Home Uncategorized Uber returns to Colombia with trips through "car rental"


Uber returns to Colombia with trips through "car rental"

by Ace Damon
Uber returns to Colombia with trips through "car rental"

Uber has managed to get back into operation in Colombia: since this Thursday (20th), the app has allowed renting a car from drivers to travel. The company spent 20 days abroad; the government claimed that it practiced unfair competition after pressure from a local taxi company.

"Our new model will allow users to rent a vehicle with a driver, under an agreement between the two parties," explains Uber in a statement to Reuters. "The application will be the point of contact that brings the two parties together to form a contract."

Uber offers five service options, including hourly rentals, economy car or extra-large vehicle. The company says it is looking for ways to add taxi drivers to the platform. About 88 thousand drivers are registered with Uber; the app is used by more than 2 million people in Colombia.

According to Associated Press, taxi unions and lawmakers doubt that car rental actually complies with local law. "It is a mockery of the law, you cannot provide public transport and say that it is a rental service," says Ernesto Sandoval, manager of a taxi company in Bogotá.

Uber provides irregular service, says government

In December 2019, the Superintendency of Industry and Commerce (SIC) – Colombian equivalent to Cade – decided that Uber violated market rules because it irregularly provided an individual public transport service. For this reason, on February 1, the company had to close its activities in the country.
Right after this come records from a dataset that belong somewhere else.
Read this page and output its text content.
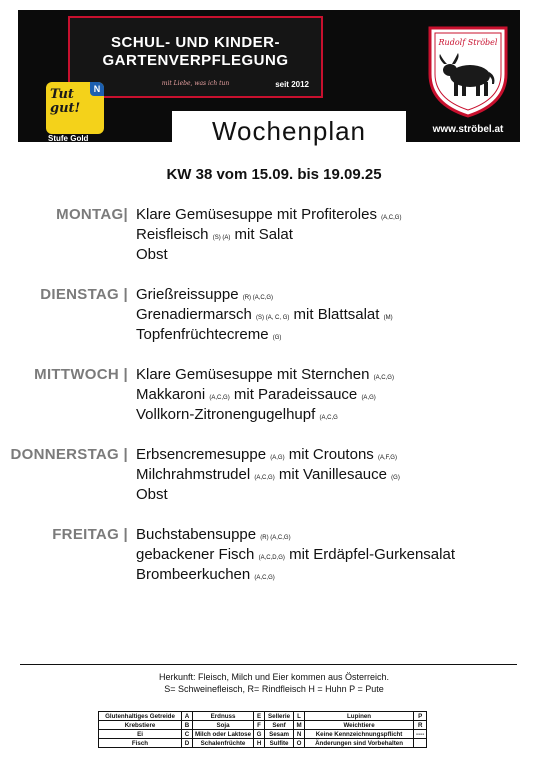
SCHUL- UND KINDER-
GARTENVERPFLEGUNG
mit Liebe, was ich tun	seit 2012
Tut gut!
N
Stufe Gold
Rudolf Ströbel
www.ströbel.at
Wochenplan
KW 38 vom 15.09. bis 19.09.25
MONTAG| Klare Gemüsesuppe mit Profiteroles (A,C,G)
Reisfleisch (S) (A) mit Salat
Obst
DIENSTAG | Grießreissuppe (R) (A,C,G)
Grenadiermarsch (S) (A, C, G) mit Blattsalat (M)
Topfenfrüchtecreme (G)
MITTWOCH | Klare Gemüsesuppe mit Sternchen (A,C,G)
Makkaroni (A,C,G) mit Paradeissauce (A,G)
Vollkorn-Zitronengugelhupf (A,C,G
DONNERSTAG | Erbsencremesuppe (A,G) mit Croutons (A,F,G)
Milchrahmstrudel (A,C,G) mit Vanillesauce (G)
Obst
FREITAG | Buchstabensuppe (R) (A,C,G)
gebackener Fisch (A,C,D,G) mit Erdäpfel-Gurkensalat
Brombeerkuchen (A,C,G)
Herkunft: Fleisch, Milch und Eier kommen aus Österreich.
S= Schweinefleisch, R= Rindfleisch H = Huhn P = Pute
Glutenhaltiges Getreide	A	Erdnuss	E	Sellerie	L	Lupinen	P
Krebstiere	B	Soja	F	Senf	M	Weichtiere	R
Ei	C	Milch oder Laktose	G	Sesam	N	Keine Kennzeichnungspflicht	----
Fisch	D	Schalenfrüchte	H	Sulfite	O	Änderungen sind Vorbehalten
A few days later, Uber said Colombia's decision caused a loss of $ 250 million and violated commitments made in a free trade agreement with the U.S. For this reason, she was considering going to an international arbitration court. The country does not yet have clear rules for individual transportation apps.

According to the AP, Colombia is the second country that receives the most foreign investment in Latin America, behind only Brazil. Technology companies believe that local laws are out of date and can threaten the interest of foreign companies.